Industrial & Engineering Chemistry Research, Vol.42, No.16, 3809-3823, 2003
Prediction of the salting-out effect of strong electrolytes on water plus alkane solutions
In this work we investigate the salting out of n-alkanes in water by strong electrolytes using an extension of the statistical associating fluid theory for attractive potentials of variable range which incorporates ionic interactions (SAFT-VRE) [Galindo, A.; Gil-Villegas, A.; Jackson, G.; Burgess, A. N. J. Phys. Chem. B 1999, 103, 102721. The systems are treated as water (1) + n-alkane (2) + cation (3) + anion (4) four-component mixtures. The water molecules are modeled as spherical with four associating sites to mediate hydrogen bonding, while the n-alkane molecules are modeled as chains of tangentially bonded spherical segments interacting via square-well potentials. The phase behavior of the binary water + n-alkane mixtures is well-described by the theoretical approach using two unlike adjustable parameters which are transferable for different alkane molecules.
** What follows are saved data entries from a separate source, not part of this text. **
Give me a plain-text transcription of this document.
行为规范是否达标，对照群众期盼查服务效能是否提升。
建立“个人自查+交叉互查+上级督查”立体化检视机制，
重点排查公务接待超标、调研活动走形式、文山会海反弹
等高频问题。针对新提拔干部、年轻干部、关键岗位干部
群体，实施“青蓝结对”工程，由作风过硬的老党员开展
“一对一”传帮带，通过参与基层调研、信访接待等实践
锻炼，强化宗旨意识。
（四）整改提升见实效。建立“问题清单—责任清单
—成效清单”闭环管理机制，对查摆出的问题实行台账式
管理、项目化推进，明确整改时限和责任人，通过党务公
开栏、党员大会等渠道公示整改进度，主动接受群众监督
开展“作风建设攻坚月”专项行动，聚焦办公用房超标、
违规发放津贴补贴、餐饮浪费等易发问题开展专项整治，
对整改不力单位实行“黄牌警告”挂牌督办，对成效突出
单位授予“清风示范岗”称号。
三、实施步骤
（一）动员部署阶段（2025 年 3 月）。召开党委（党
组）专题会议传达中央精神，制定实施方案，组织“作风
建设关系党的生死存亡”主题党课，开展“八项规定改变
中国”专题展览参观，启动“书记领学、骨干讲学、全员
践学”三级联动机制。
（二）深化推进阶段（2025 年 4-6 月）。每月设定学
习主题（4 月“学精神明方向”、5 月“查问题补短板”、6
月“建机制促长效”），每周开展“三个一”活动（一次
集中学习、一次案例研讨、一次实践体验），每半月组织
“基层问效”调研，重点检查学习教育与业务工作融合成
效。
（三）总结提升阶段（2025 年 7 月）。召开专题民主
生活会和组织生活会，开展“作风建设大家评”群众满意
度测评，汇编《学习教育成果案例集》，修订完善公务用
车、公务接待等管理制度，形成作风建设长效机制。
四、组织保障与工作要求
The salt is incorporated in the model as fully dissociated and assumed to be present only in the water-rich phase. In this way, the anion and cation are modeled as two hard spheres of different diameters in what concerns their repulsive contribution. The experimental Pauling radii are used for each of the ions. Long-range Coulombic ion-ion interactions are treated in the mean spherical approximation at the level of the restricted primitive model, and the experimental water dielectric constant D is incorporated to model ion-solvent electrostatic interactions. Water-ion attractive interactions are treated following previous work for aqueous solutions. We find that, to observe the desired salting-out effect in the mixture, no additional adjustable parameters are required. In this sense, the theoretical calculations are true predictions of the phase behavior of these complex mixtures.